Tokenization is the concept of tying information about an asset to a blockchain. By giving each item its own unique identifier, we can embed data into a permanent ledger about that specific item and then track how it moves around.
For example, CryptoKitties is a digital beanie baby game in which users collect “kitties” that each have some number of possible traits (color, shape, etc.). Each of these traits is embedded into the blockchain as a permanent record, identifying not only what each kitty is but who owns the kitty in the present and who owned it in the past.
The potential buyer can verify that the kitty exists, has the promised attributes (color, model, etc.) and is indeed owned by the seller. It is impossible to obtain a fake cryptokitty because all information about the kitties is available on the public blockchain. As a result, the brand—in this case, CryptoKitties—has complete insight into how their product (kitties) are valued, used, bought and sold throughout their entire lifecycle.
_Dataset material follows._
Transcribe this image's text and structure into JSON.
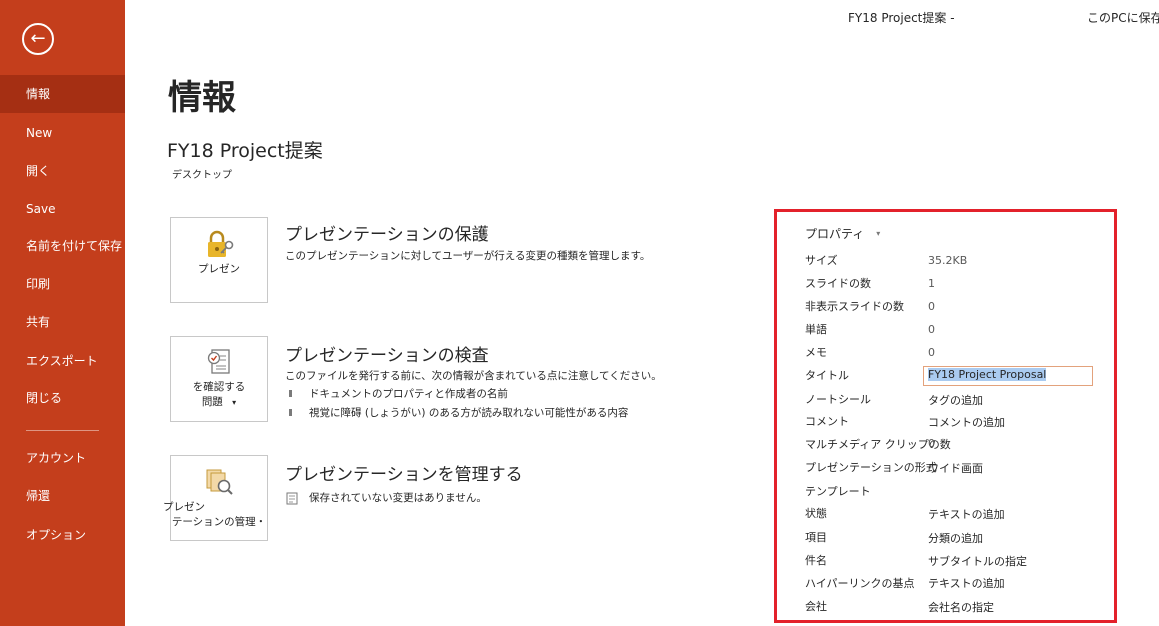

It is easy to see how this will translate to the strictly digital asset world with things like digital stickers or digital trading cards. However, with real-world assets, it will require tokenizing them at manufacture, selling each pair of new Jordans with a token number (low tech) or even a radio frequency identification/Beacon (higher tech IOT play) that is hard coded with all the information about the product as its proof of its authenticity.
Tokenization of products more than just allows brands to track information—it enables brands to empower their community. Chris Dixon from Andreessen Horowitz uses the example of encyclopedias and the fall of Encarta versus the rise of Wikipedia to explain. “Centralized systems often start out fully baked, but only get better at the rate at which employees at the sponsoring company improve them. Decentralized systems start out half-baked but, under the right conditions, grow exponentially as they attract new contributors.”
A robust decentralized system allows for a company to focus on their core line of business while allowing for a complimentary expanding community to develop.
According to the Harvard Business Review, “Brand communities are not corporate assets, so control is an illusion. But relinquishing control does not mean abdicating responsibility. Effective brand stewards participate as community cocreators—nurturing and facilitating communities by creating the conditions in which they can thrive.”
Tokenization allows brands to control the vital information and create a safe baseline around their products for their community to build. It will empower loyal, dedicated “power users” to build out the communities around brands they are interested in running and participating in. All of this will generate more information for the brands about their product’s lifecycle.
While there is always a risk when adopting new technology, the first brand to embrace blockchain and tokenization in a meaningful and well-executed way will see the rewards well beyond great PR.